Fabulario
Rodrigo Barra Villalón
212 páginas
Zuramerica ediciones y publicaciones
Leyendo Fabulario, el segundo libro de Rodrigo Barra Villalón, caigo en cuenta de lo poco que me importan los argumentos y de lo mucho que me importan los estilos. Pues con la pulcritud no alcanza, y Barra Villalón es todo lo que puede ofrecer, al menos a quien haya leído cuentos de lo que se entiende por «literatura universal». En el volumen, compuesto por treinta y siete cuentos brevísimos de distintos géneros, no hay nada en la sintaxis que haga pensar en una conciencia sobre esa dimensión del lenguaje, ni en las estructuras que signifiquen un aporte al momento en que el libro es editado, tampoco en que en el autor exista algo así como un rasgo personal.
Y aquí editado también es escrito, pues en la solapa nos enteramos que, nacido en 1965, dedicó su vida al ámbito empresarial y recién en 2018, aquella «pasión inactiva por razones de fuerza mayor», se volvió «un imperativo» y decidió «someter su escritura al escrutinio de diversos editores, talleres y cursos»; ese mismo año publica Algo habrán hecho y al siguiente Fabularios.
El libro, como dije, es prolijo como la arena de una playa privada. No hay palabra que haga ruido o se revele de una linealidad afectivamente homogénea hasta el cansancio. No hay, en el plano de la sintaxis ni en el de las ideas, posibilidad de subversión alguna. Todo está escrito como dando un examen.
«—Laura es mi hermana —decía una mujer a otra, indicando a su lado— ¡Qué suerte encontrarnos cuatro chilenos aquí!… lo noté por el altiro que le dijiste a tu acompañante.
La aludida dormitaba apoyada en el ventanal. Era de una belleza asombrosa, costaba creer que fuese pariente de la parlanchina.
—Se le pasaron los tragos —explicó la hermana—. La altura y el alcohol no son buena mezcla.
—Pobre… —apuntó al hombre que estaba a su lado— él es mi marido.

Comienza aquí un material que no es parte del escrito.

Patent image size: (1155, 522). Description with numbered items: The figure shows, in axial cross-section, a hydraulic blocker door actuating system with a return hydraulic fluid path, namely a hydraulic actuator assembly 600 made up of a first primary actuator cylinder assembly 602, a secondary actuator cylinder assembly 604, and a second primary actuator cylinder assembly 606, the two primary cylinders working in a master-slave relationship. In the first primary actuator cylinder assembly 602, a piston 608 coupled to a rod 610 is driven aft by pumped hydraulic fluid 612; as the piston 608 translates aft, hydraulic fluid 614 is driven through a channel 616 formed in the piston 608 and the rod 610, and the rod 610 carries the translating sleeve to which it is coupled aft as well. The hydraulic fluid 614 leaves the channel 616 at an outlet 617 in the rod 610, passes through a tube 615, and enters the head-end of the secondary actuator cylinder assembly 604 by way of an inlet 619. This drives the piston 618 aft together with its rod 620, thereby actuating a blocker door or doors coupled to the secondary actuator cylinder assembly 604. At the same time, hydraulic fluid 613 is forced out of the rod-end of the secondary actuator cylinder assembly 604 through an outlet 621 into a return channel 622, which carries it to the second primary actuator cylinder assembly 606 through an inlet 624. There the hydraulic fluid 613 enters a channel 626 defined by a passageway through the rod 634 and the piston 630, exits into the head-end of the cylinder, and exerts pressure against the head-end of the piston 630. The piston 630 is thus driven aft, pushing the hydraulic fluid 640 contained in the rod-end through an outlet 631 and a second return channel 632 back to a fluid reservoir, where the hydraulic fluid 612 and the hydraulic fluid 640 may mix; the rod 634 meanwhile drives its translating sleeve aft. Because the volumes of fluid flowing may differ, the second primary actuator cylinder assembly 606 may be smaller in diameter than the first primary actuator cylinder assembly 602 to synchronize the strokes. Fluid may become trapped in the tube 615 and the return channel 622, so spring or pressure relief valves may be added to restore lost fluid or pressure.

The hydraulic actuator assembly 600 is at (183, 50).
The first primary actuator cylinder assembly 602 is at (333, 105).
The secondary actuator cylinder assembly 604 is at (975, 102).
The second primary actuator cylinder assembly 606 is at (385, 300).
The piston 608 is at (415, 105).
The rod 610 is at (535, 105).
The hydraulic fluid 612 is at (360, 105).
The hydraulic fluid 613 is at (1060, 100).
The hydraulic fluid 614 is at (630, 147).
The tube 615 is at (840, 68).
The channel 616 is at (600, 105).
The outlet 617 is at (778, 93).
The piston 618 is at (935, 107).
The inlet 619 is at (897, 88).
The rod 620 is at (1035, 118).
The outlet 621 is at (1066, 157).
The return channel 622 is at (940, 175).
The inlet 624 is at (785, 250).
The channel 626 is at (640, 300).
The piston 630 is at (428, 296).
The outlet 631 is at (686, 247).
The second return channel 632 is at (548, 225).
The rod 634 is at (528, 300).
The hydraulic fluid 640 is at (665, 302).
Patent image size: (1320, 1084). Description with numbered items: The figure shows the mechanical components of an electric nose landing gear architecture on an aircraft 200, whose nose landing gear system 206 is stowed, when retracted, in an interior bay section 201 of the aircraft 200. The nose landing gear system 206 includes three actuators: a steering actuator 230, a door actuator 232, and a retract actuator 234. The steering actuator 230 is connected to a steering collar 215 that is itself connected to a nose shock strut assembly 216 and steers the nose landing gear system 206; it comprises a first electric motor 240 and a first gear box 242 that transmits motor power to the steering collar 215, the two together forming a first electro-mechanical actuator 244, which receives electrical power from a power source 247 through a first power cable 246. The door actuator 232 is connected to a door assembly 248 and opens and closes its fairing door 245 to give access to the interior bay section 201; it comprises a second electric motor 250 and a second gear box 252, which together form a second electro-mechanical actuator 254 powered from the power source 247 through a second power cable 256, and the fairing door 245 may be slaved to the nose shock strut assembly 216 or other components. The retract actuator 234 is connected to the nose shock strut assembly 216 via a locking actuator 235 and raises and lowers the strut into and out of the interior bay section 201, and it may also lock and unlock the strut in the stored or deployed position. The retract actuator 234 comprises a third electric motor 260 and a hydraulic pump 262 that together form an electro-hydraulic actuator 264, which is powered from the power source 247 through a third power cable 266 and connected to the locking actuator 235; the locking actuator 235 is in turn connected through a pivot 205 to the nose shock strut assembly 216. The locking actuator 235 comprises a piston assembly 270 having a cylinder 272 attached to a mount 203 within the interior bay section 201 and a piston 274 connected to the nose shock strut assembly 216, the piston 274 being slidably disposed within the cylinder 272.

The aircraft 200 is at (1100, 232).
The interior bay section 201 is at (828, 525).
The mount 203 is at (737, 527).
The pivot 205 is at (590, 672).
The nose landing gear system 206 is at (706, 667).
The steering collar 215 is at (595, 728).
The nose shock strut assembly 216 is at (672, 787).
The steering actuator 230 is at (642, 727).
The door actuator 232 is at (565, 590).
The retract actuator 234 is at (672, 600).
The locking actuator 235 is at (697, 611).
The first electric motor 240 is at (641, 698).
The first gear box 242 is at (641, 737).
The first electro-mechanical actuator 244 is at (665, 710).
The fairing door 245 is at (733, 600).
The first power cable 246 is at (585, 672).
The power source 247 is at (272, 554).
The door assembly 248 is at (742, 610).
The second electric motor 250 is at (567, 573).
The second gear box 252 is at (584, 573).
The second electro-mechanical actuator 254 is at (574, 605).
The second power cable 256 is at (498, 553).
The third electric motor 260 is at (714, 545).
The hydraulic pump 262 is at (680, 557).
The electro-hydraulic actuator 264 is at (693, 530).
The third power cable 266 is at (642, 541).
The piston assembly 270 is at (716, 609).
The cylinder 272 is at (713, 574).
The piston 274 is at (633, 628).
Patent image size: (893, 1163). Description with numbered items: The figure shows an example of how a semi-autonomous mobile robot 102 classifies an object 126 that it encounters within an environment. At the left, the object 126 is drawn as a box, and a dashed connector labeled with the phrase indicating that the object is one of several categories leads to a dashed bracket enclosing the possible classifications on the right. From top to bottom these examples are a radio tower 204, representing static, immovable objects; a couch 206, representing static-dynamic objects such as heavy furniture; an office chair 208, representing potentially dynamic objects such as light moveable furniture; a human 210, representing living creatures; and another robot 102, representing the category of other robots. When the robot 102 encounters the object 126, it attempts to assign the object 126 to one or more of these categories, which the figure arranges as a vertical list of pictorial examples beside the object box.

Pedro Pablo miraba por la ventana. Era alto y fornido.
Saludó con un gesto hosco, justo cuando el tren daba otra sacudida. Más allá, un niño obeso con una radio en sus manos intentaba sintonizar alguna emisora.
—¡También soy abogada! —siguió la hablantina — Mi hermana es la procuradora en el estudio».
Un crítico de diario conservador y santiaguino ubicó en Fabulario «diálogos naturales, cultura sólida sin pedantería y descripciones sucintas».
A mí, parlanchina y hablantina, cuatro chilenos sorprendidos por estar en un tren rumbo a un punto turístico de un país limítrofe, y los adjetivos utilizados para Pedro Pablo, me hicieron pensar en una diferencia fundamental. La literatura no trabaja con palabras. Con palabras trabaja el periodismo, cierta política, los abogados. Pero la literatura trabaja con lenguaje. Esto no quiere decir que para sortear el lugar común y «hacerle algo» a la materia con la que se trabaja, sea necesario estar al tanto de las últimas teorías literarias o filosóficas (hay evidencia de sobra que esto también puede ser un lugar común).
Alejados de la prisa por publicar y los embaucadores que venden esa posibilidad a cambio de algo tan pedestre como el dinero, a solas con nuestras limitaciones, debemos responder todos los días qué es el lenguaje y sobre todo hacia qué problemas nos empuja la literatura, que no es un imperativo, sino la condición de la existencia de quienes escriben y leen. Pero no como pasatiempo sino de verdad.